The cost of capital model is typically built around a mature reference market, most often the country where the risk-free rate and market data are readily observable. Applying that same model to a target operating in a different country raises a basic construction question: where does the target country's risk enter the model? Let's consider a company operating in Poland as an example.
Two internally consistent approaches are used in practice.
This approach builds the cost of equity from a mature reference market, then adds Poland's incremental risk as a separate, identifiable layer:
Ke = Rf(Germany) + β × [MRP(Germany) + CRP(Poland)] + Inflation Differential
Poland's own zero rate and market risk premium are used directly, each already reflecting local conditions. Since Poland's zero rate is denominated in zloty, it already embeds local inflation expectations, so no separate inflation differential applies. Country risk itself already sits within both Poland's zero rate and its market risk premium, so no separate country risk premium layer is required.

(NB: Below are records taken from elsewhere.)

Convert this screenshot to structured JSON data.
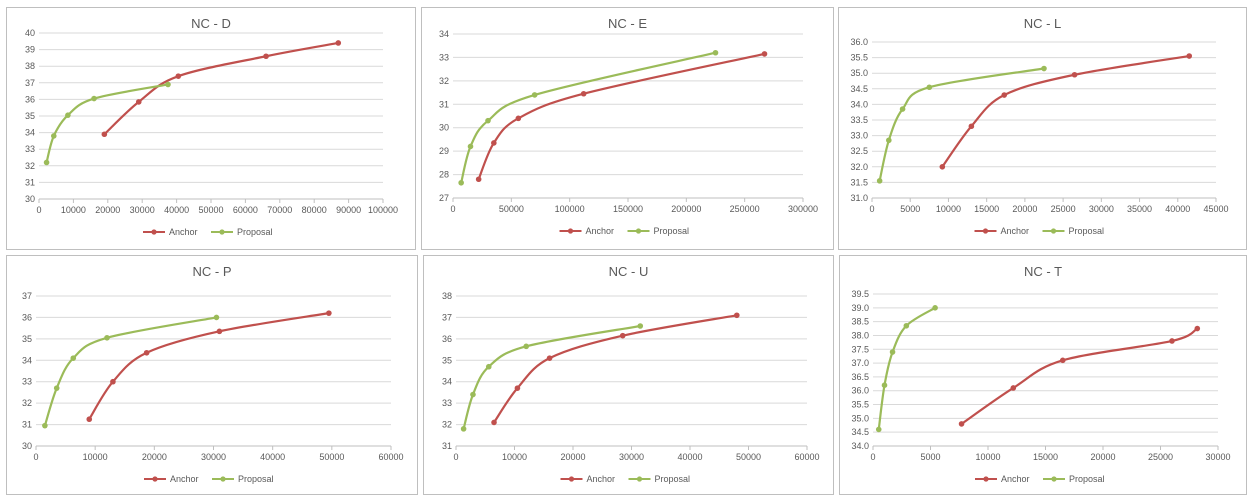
{
  "colors": {
    "anchor": "#c0504d",
    "proposal": "#9bbb59",
    "grid": "#d9d9d9",
    "axis": "#bfbfbf"
  },
  "legend": {
    "placement": "bottom",
    "labels": [
      "Anchor",
      "Proposal"
    ]
  },
  "chart_data": [
    {
      "type": "line",
      "title": "NC - D",
      "xlim": [
        0,
        100000
      ],
      "xstep": 10000,
      "ylim": [
        30,
        40
      ],
      "ystep": 1,
      "grid": "horizontal",
      "series": [
        {
          "name": "Anchor",
          "color": "#c0504d",
          "x": [
            19000,
            29000,
            40500,
            66000,
            87000
          ],
          "y": [
            33.9,
            35.85,
            37.4,
            38.6,
            39.4
          ]
        },
        {
          "name": "Proposal",
          "color": "#9bbb59",
          "x": [
            2200,
            4300,
            8400,
            16000,
            37500
          ],
          "y": [
            32.2,
            33.8,
            35.05,
            36.05,
            36.9
          ]
        }
      ]
    },
    {
      "type": "line",
      "title": "NC - E",
      "xlim": [
        0,
        300000
      ],
      "xstep": 50000,
      "ylim": [
        27,
        34
      ],
      "ystep": 1,
      "grid": "horizontal",
      "series": [
        {
          "name": "Anchor",
          "color": "#c0504d",
          "x": [
            22000,
            35000,
            56000,
            112000,
            267000
          ],
          "y": [
            27.8,
            29.35,
            30.4,
            31.45,
            33.15
          ]
        },
        {
          "name": "Proposal",
          "color": "#9bbb59",
          "x": [
            7000,
            15000,
            30000,
            70000,
            225000
          ],
          "y": [
            27.65,
            29.2,
            30.3,
            31.4,
            33.2
          ]
        }
      ]
    },
    {
      "type": "line",
      "title": "NC - L",
      "xlim": [
        0,
        45000
      ],
      "xstep": 5000,
      "ylim": [
        31,
        36
      ],
      "ystep": 0.5,
      "grid": "horizontal",
      "series": [
        {
          "name": "Anchor",
          "color": "#c0504d",
          "x": [
            9200,
            13000,
            17300,
            26500,
            41500
          ],
          "y": [
            32.0,
            33.3,
            34.3,
            34.95,
            35.55
          ]
        },
        {
          "name": "Proposal",
          "color": "#9bbb59",
          "x": [
            1000,
            2200,
            4000,
            7500,
            22500
          ],
          "y": [
            31.55,
            32.85,
            33.85,
            34.55,
            35.15
          ]
        }
      ]
    },
    {
      "type": "line",
      "title": "NC - P",
      "xlim": [
        0,
        60000
      ],
      "xstep": 10000,
      "ylim": [
        30,
        37
      ],
      "ystep": 1,
      "grid": "horizontal",
      "series": [
        {
          "name": "Anchor",
          "color": "#c0504d",
          "x": [
            9000,
            13000,
            18700,
            31000,
            49500
          ],
          "y": [
            31.25,
            33.0,
            34.35,
            35.35,
            36.2
          ]
        },
        {
          "name": "Proposal",
          "color": "#9bbb59",
          "x": [
            1500,
            3500,
            6300,
            12000,
            30500
          ],
          "y": [
            30.95,
            32.7,
            34.1,
            35.05,
            36.0
          ]
        }
      ]
    },
    {
      "type": "line",
      "title": "NC - U",
      "xlim": [
        0,
        60000
      ],
      "xstep": 10000,
      "ylim": [
        31,
        38
      ],
      "ystep": 1,
      "grid": "horizontal",
      "series": [
        {
          "name": "Anchor",
          "color": "#c0504d",
          "x": [
            6500,
            10500,
            16000,
            28500,
            48000
          ],
          "y": [
            32.1,
            33.7,
            35.1,
            36.15,
            37.1
          ]
        },
        {
          "name": "Proposal",
          "color": "#9bbb59",
          "x": [
            1300,
            2900,
            5600,
            12000,
            31500
          ],
          "y": [
            31.8,
            33.4,
            34.7,
            35.65,
            36.6
          ]
        }
      ]
    },
    {
      "type": "line",
      "title": "NC - T",
      "xlim": [
        0,
        30000
      ],
      "xstep": 5000,
      "ylim": [
        34,
        39.5
      ],
      "ystep": 0.5,
      "grid": "horizontal",
      "series": [
        {
          "name": "Anchor",
          "color": "#c0504d",
          "x": [
            7700,
            12200,
            16500,
            26000,
            28200
          ],
          "y": [
            34.8,
            36.1,
            37.1,
            37.8,
            38.25
          ]
        },
        {
          "name": "Proposal",
          "color": "#9bbb59",
          "x": [
            500,
            1000,
            1700,
            2900,
            5400
          ],
          "y": [
            34.6,
            36.2,
            37.4,
            38.35,
            39.0
          ]
        }
      ]
    }
  ]
}
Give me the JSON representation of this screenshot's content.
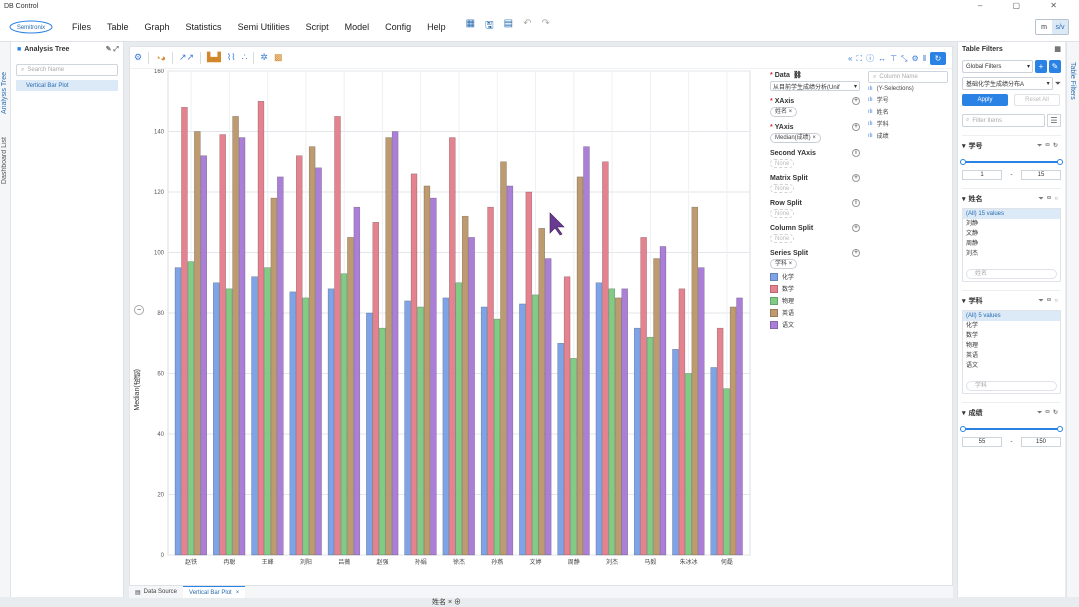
{
  "window": {
    "title": "DB Control"
  },
  "menu": {
    "logo": "Semitronix",
    "items": [
      "Files",
      "Table",
      "Graph",
      "Statistics",
      "Semi Utilities",
      "Script",
      "Model",
      "Config",
      "Help"
    ],
    "toggle": [
      "m",
      "s/v"
    ]
  },
  "left": {
    "vertical_tabs": [
      "Analysis Tree",
      "Dashboard List"
    ],
    "title": "Analysis Tree",
    "search_placeholder": "Search Name",
    "tree_items": [
      "Vertical Bar Plot"
    ]
  },
  "chart_data": {
    "type": "bar",
    "ylabel": "Median(成绩)",
    "xlabel": "姓名",
    "ylim": [
      0,
      160
    ],
    "yticks": [
      0,
      20,
      40,
      60,
      80,
      100,
      120,
      140,
      160
    ],
    "categories": [
      "赵铁",
      "冉聪",
      "王峰",
      "刘阳",
      "吕薇",
      "赵强",
      "孙娟",
      "徐杰",
      "孙燕",
      "文婷",
      "周静",
      "刘杰",
      "马毅",
      "朱冰冰",
      "何磊"
    ],
    "series": [
      {
        "name": "化学",
        "color": "#7ea3e6",
        "values": [
          95,
          90,
          92,
          87,
          88,
          80,
          84,
          85,
          82,
          83,
          70,
          90,
          75,
          68,
          62
        ]
      },
      {
        "name": "数学",
        "color": "#e5828f",
        "values": [
          148,
          139,
          150,
          132,
          145,
          110,
          126,
          138,
          115,
          120,
          92,
          130,
          105,
          88,
          75
        ]
      },
      {
        "name": "物理",
        "color": "#80cc85",
        "values": [
          97,
          88,
          95,
          85,
          93,
          75,
          82,
          90,
          78,
          86,
          65,
          88,
          72,
          60,
          55
        ]
      },
      {
        "name": "英语",
        "color": "#bd9a6f",
        "values": [
          140,
          145,
          118,
          135,
          105,
          138,
          122,
          112,
          130,
          108,
          125,
          85,
          98,
          115,
          82
        ]
      },
      {
        "name": "语文",
        "color": "#ab7fd8",
        "values": [
          132,
          138,
          125,
          128,
          115,
          140,
          118,
          105,
          122,
          98,
          135,
          88,
          102,
          95,
          85
        ]
      }
    ],
    "legend_title": "学科",
    "grid": true
  },
  "config": {
    "data_label": "Data",
    "data_value": "从目前学生成绩分析(Unif",
    "xaxis_label": "XAxis",
    "xaxis_value": "姓名",
    "yaxis_label": "YAxis",
    "yaxis_value": "Median(成绩)",
    "second_yaxis_label": "Second YAxis",
    "matrix_split_label": "Matrix Split",
    "row_split_label": "Row Split",
    "column_split_label": "Column Split",
    "series_split_label": "Series Split",
    "series_split_value": "学科",
    "none": "None"
  },
  "fields": {
    "search_placeholder": "Column Name",
    "items": [
      "(Y-Selections)",
      "学号",
      "姓名",
      "学科",
      "成绩"
    ]
  },
  "filters": {
    "title": "Table Filters",
    "vertical_tab": "Table Filters",
    "scope": "Global Filters",
    "dataset": "基础化学生成绩分布A",
    "apply": "Apply",
    "reset": "Reset All",
    "search_placeholder": "Filter Items",
    "xuehao": {
      "label": "学号",
      "min": "1",
      "max": "15"
    },
    "xingming": {
      "label": "姓名",
      "all": "(All) 15 values",
      "values": [
        "刘静",
        "文静",
        "周静",
        "刘杰",
        "张伟",
        "孙燕"
      ],
      "search": "姓名"
    },
    "xueke": {
      "label": "学科",
      "all": "(All) 5 values",
      "values": [
        "化学",
        "数学",
        "物理",
        "英语",
        "语文"
      ],
      "search": "学科"
    },
    "chengji": {
      "label": "成绩",
      "min": "55",
      "max": "150"
    }
  },
  "bottom_tabs": [
    "Data Source",
    "Vertical Bar Plot"
  ]
}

Ke = Rf(Poland) + β × MRP(Poland)
Both are defensible constructions. The risk lies in mixing them: pairing a local risk-free rate with a mature-market premium, or the reverse, without an explicit adjustment for the resulting mismatch.

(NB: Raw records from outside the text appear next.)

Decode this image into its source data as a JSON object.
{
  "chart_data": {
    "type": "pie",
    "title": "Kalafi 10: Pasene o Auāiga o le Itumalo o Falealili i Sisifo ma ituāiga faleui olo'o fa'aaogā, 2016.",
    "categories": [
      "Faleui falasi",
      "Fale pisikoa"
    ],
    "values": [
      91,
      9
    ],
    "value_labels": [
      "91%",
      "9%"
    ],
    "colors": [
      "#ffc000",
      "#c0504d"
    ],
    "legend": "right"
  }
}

A related point worth keeping in mind: Damodaran's data is a common source of country risk premia for practitioners applying Option 1. His methodology derives the CRP by scaling a sovereign bond default spread upward, since equity markets are typically more volatile than government bond markets. The bond spread is only the starting input, an observable proxy for sovereign risk drawn from the bond market, and the scaling factor converts it into an equivalent premium for equity investors.
Neither approach is universally correct. What matters is applying one consistently and documenting which was used.